Sunday, 30 August 2009

Mystery crickets, truth in fiction

Over the years on my London workshop balcony I've had waves of different creatures, some more welcome than others. One year mice ate all my lobelia; I've had a couple of outbreaks of slugs, and waves of sparrows were followed by blue tits then blackbirds. I once saw a sparrowhawk. All very interesting.

But this spring for the first time ever I heard the gentle stridulation of crickets. Though I couldn't find them among the plants, I was quite excited (Chris Tarrent used to say he liked a woman who was easily excited) and added them, for a bit of extra atmosphere, to the scene in Catch a Falling Star where Caz and her friends have a birthday supper on her roof terrace in Hoxton.

This week the crickets were still there, chirping away, as I thought. Then realization dawned that the intermittent squeaking came, not from insects, but from one of those cheap circular plastic fans set in a window pane on a nearby building (you can see it in the photo).
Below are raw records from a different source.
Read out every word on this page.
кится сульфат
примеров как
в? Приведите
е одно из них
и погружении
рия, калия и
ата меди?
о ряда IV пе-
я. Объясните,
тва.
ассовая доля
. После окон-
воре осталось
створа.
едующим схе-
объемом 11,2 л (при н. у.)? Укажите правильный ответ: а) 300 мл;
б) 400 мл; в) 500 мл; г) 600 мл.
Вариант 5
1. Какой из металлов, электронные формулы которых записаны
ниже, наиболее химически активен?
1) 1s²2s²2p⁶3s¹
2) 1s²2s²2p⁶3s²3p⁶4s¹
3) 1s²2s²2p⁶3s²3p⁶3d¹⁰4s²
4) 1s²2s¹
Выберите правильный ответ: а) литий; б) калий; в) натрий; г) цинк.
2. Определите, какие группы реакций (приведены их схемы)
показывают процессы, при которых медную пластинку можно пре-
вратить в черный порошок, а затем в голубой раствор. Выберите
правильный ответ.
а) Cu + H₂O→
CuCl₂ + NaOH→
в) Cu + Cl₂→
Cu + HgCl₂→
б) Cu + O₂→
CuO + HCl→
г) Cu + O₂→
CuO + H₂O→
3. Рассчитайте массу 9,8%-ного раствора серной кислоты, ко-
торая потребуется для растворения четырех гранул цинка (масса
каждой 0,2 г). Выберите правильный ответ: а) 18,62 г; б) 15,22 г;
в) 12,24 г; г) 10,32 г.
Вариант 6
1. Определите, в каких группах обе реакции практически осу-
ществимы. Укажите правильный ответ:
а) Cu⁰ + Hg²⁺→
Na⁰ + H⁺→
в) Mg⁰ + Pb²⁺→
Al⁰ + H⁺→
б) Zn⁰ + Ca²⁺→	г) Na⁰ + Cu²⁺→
I went to the National Biodiversity Network site and looked up the distribution of crickets. According to their map, they are in Islington, but not in the Shoreditch/Hoxton area.

I wondered if I should remove the reference to them in my novel. In the end I didn't. Caz, after all, lives in a slightly better version of reality; akin to a Richard Curtis film, where friends are funnier, weather more interesting, and life is never dull. She has the crickets; I, alas, don't.


  1. Crickets for some reason don't have quite the allure for me (and especially not my wife) that they seem to hold for the cricket deprived denizens of your neighborhood. The sound of a cricket sawing away at his monotonous tune is distracting, sleep disturbing and sounds much too close to my tinnitus for me to attach any romance to it. When we find a cricket in the house it is my duty to capture and release it as far from the house as possible. When they set up their serenading under our bedroom window I am sent outside to chase them off with a fierce blast from the garden hose.

    I always feel guilty, but only until they start up again (which they inevitably do) and I get another elbow in the ribs instructing me to chase them once again.

  2. In urban Hackney I'm grateful for whatever wildlife I can get, with a few exceptions.

    Traffic noise, alarms, people, music not of my choosing, and the din of bottles crashing into bins (lots of bars and restaurants round here) are my usual lot. A blackbird singing, or even a pretend cricket, makes a welcome change.

    I like to think of you releasing a pesky cricket far from the house. Do you talk to them? I talk to the spiders I capture and drop out of the window.